From Sam Amick of SI.com: “Sources with knowledge of Howard’s thinking say nothing has changed about his outlook. And while his wish-list of teams still includes the Nets, Lakers and Mavs, New Jersey is far and away the leader. Though it may pain the purists, it’s not just about basketball for Howard. He wants to take his brand global, to leverage the international influence of Russian owner Mikhail Prokhorov while building his brand as Brooklyn’s first star. His wandering eye is enticed not only by the Barclays Center that is set to open next season, but the businesses in the booming area around it that could afford many off-court opportunities. He wants, as one source said, to “be Kobe Bryant, not be with Kobe Bryant.” Of course, it’s hardly that simple. For starters, the Magic appear undecided on which direction they’ll go. Now that the All-Star festivities are behind them, it appears they still might hold on to him until the end with hopes for a change of heart. Among the many complications here is that any and all hopes of landing Lakers center Andrew Bynum — the best big man in the league to fill the Howard void — appear to be dashed because of Howard’s view of the Lakers. Close friends of Howard say he was, in fact, informed that Bryant sees him as a second or third option on a championship-caliber team if he came to Los Angeles.”

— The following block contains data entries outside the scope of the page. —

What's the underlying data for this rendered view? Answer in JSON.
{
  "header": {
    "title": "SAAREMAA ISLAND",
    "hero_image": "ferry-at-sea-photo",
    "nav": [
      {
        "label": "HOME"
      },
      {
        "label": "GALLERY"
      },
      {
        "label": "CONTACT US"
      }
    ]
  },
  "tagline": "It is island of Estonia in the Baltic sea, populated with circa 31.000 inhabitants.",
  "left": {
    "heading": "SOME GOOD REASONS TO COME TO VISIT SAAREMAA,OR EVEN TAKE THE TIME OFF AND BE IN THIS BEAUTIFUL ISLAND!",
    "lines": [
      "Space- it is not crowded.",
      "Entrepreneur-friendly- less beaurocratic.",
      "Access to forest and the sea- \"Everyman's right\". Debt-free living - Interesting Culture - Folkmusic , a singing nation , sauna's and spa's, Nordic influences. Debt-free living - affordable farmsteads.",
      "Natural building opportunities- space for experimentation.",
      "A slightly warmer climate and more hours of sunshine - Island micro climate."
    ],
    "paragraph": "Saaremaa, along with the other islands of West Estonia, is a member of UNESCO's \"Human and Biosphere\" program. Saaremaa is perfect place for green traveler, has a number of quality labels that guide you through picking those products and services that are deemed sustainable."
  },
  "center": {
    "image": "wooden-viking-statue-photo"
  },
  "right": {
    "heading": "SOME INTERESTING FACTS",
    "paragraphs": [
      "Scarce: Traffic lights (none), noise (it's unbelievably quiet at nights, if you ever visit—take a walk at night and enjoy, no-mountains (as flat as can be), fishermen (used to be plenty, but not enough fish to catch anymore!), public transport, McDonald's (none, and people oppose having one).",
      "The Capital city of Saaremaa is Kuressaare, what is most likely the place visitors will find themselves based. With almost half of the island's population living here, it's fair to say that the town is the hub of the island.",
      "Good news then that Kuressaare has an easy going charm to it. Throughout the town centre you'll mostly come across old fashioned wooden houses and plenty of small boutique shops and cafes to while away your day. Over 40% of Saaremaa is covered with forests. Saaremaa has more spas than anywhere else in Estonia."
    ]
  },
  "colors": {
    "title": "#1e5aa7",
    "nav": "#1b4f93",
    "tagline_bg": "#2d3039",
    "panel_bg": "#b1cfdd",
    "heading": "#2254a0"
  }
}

Howard and Williams landing in Dallas remains a long shot because there are more moving parts than an 11-man fast-break drill.
Before the Mavs even entertain buying out Odom (and Vince Carter) after the season, they have to find a taker for Shawn Marion, (2 years, $17 million remaining after this season). Jason Kidd ($8.5 million), may retire, but the Mavs also may have to renounce their Bird rights on a combination of impending free agents Jason Terry ($11.4 million), Brian Cardinal ($1.3 million), Delonte West ($1.1 million) and Ian Mahinmi ($884,000).
One factor that will have an impact on the overall trade market leading up to the March 15 deadline are teams with sizable trade exceptions, which include Denver ($7 million for Ray Felton), LA Lakers ($8.9 million for Odom), Orlando ($4.2 million for Brandon Bass) and Utah ($10.9 million for Mehmet Okur).
Teams with substantial cap room that can facilitate three-team deals include Sacramento, Cleveland and Indiana, although many expect the to hold onto their room and make a run at a free agent (Eric Gordon?) this summer.